# Hollow Log Ice Chest ?



## brianpoundingnails (May 26, 2018)

After building custom commercial and residential cabinets for thirty years I semi-retired(mostly just tired). I started build log furniture to keep my hand in(or out). A friend of mine came home from Colorado with a picture of a hollow log ice chest. I said to myself, "self, you can do that". I would straddle the log with a chainsaw, slice off the lid freehand, the "hog out" the inside with the tip of the saw. Dangerous as h#%L, and the finish left something to be desired. I said to myself, "self, there has to be a better way". I designed a machine just for making these ice chests. It also functions as a sawmill(kind of). Take a look at the pics and I would love to hear your comments or advice.
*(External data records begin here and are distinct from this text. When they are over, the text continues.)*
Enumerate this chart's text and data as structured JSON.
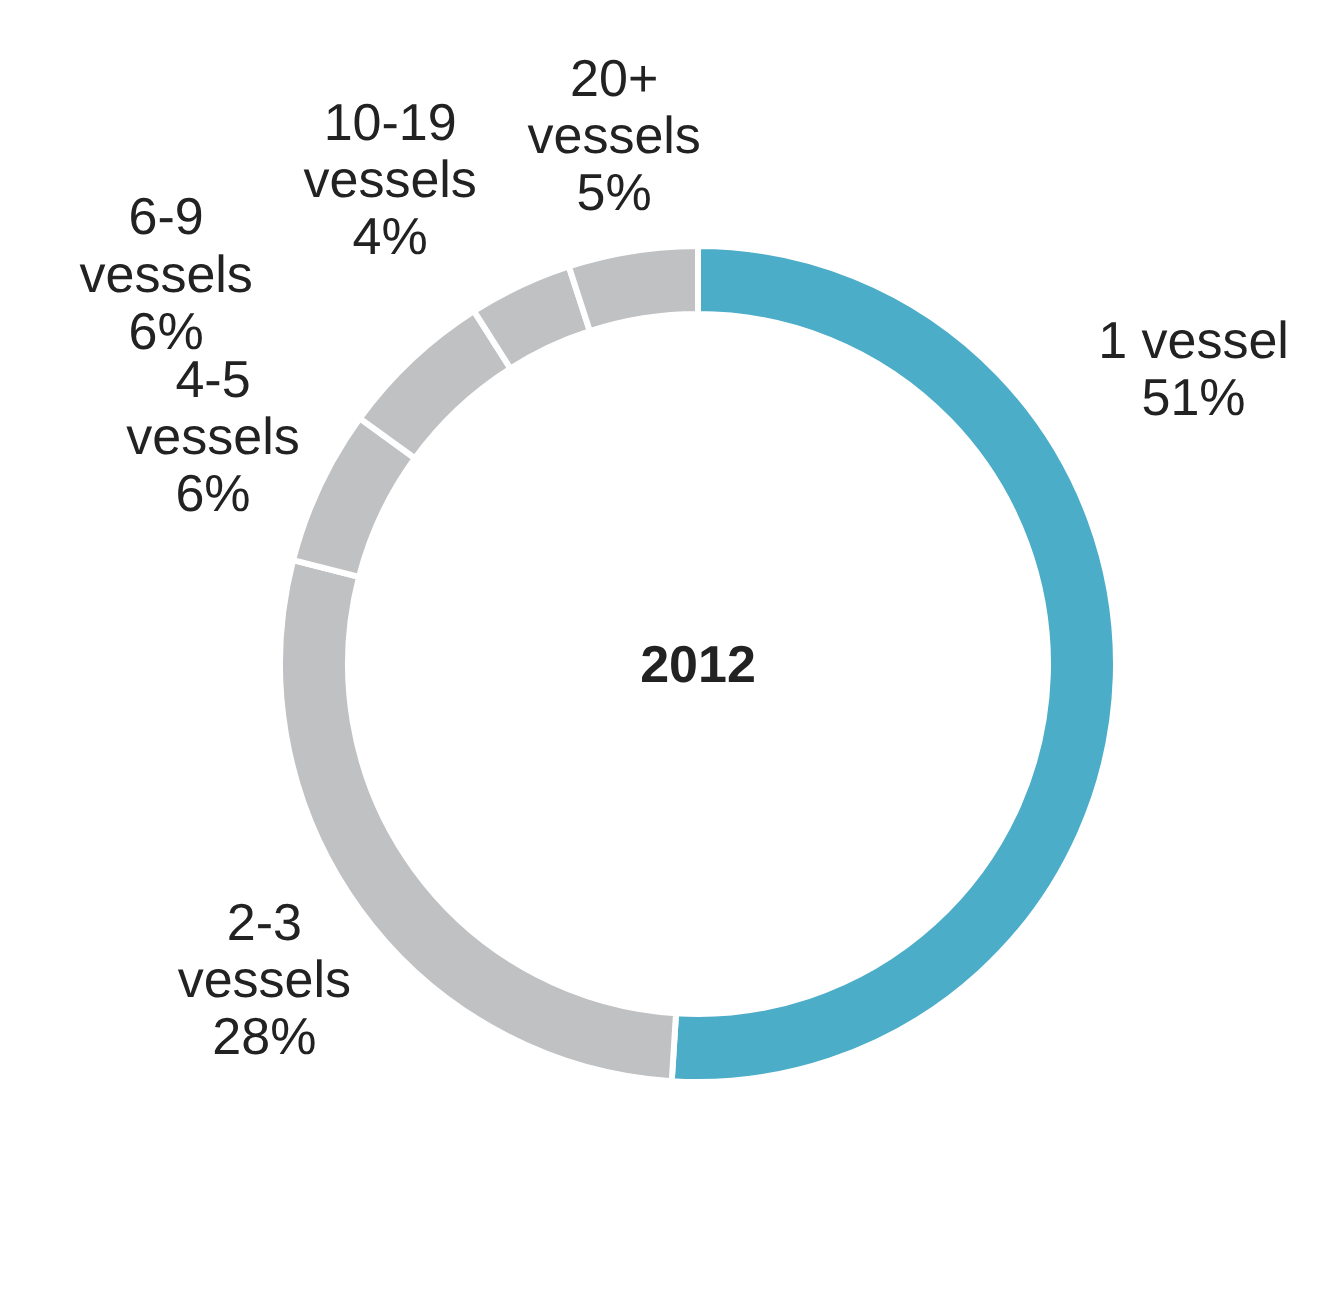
{
  "chart_data": {
    "type": "donut",
    "title": "2012",
    "categories": [
      "1 vessel",
      "2-3 vessels",
      "4-5 vessels",
      "6-9 vessels",
      "10-19 vessels",
      "20+ vessels"
    ],
    "values": [
      51,
      28,
      6,
      6,
      4,
      5
    ],
    "colors": [
      "#4badc8",
      "#c0c1c3",
      "#c0c1c3",
      "#c0c1c3",
      "#c0c1c3",
      "#c0c1c3"
    ],
    "value_labels": [
      "51%",
      "28%",
      "6%",
      "6%",
      "4%",
      "5%"
    ]
  }
}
Reactions: Like 2 | Way Cool 9 | Sincere 1


----------



## Tony (May 26, 2018)

That is very cool, I would like to see it in action. Tony

Reactions: Agree 1


----------



## DKMD (May 26, 2018)

Pretty crafty!


----------



## barry richardson (May 26, 2018)

Cool, did you make that rig yourself?


----------



## ripjack13 (May 26, 2018)

Doood. 
That...
Is...
Soooo....

Cooooool.

That just made the list.....

Reactions: Agree 2


----------



## brianpoundingnails (May 27, 2018)

barry richardson said:


> Cool, did you make that rig yourself?


 Yes. I designed it using 3-D solid modeling software and my own wetware. I spent six months making virtual and wood mockups to calculate range of motion for each operation, so I was about 95% certain that it would work as designed. After building custom commercial and residential cabinets for thirty years I was familiar with machine tools, CNC, production jigs and patternmaking so I applied these principles to the mass production of log furniture. I offer a lease of my blueprints so others
build their own. I designed it to be easy and cheap to build. It utilizes standard size metal and "off the shelf" parts. Because I already had all of the tools, I only have about $1400 in the unit(not counting my time of course, not that it's worth all that much). Go to dropbox link below for more pics and info. I am thinking about building a head unit for the lathe that could spin bowls and such. The live tooling cuts much better and more precise than using chisels as the cutting tool, and the slower rpm's allow deeper cuts. Those bowls that you make are very nice, and I saw a fellow at a craft show once that was turning wood hats( cowboy hats, bowlers, and such.). Thank you and every body else for your wonderful comments. Keep sawing wood and something good is bound to happen.

machine: https://www.dropbox.com/sh/nr4yw91iv2hgdl0/AACv5-Unq_KSGyYK-2YHwWIBa?dl=0

furniture it can make: https://www.dropbox.com/sh/pq9hfk8rqr7l416/AADQZxeku_HGeIBLpz4MeasIa?dl=0

Hands, Head and Heart(mostly hands)

Reactions: Like 2 | Way Cool 2


----------



## Mark. (Jun 16, 2018)

brianpoundingnails said:


> After building custom commercial and residential cabinets for thirty years I semi-retired(mostly just tired). I started build log furniture to keep my hand in(or out). A friend of mine came home from Colorado with a picture of a hollow log ice chest. I said to myself, "self, you can do that". I would straddle the log with a chainsaw, slice off the lid freehand, the "hog out" the inside with the tip of the saw. Dangerous as h#%L, and the finish left something to be desired. I said to myself, "self, there has to be a better way". I designed a machine just for making these ice chests. It also functions as a sawmill(kind of). Take a look at the pics and I would love to hear your comments or advice.
> 
> View attachment 147805
> 
> ...


Man, You got talent. I also would love to see it at work. Early on in my years as a Home builder a man I worked for told me that , in order to find the easyway to get a tough job done, put the lazyest man you got & put him on it & watch, He will find a way to do the job with less effort.not saying You are lazy, but Man You got it done. I love what You have done. Great Job

Reactions: Thank You! 1


----------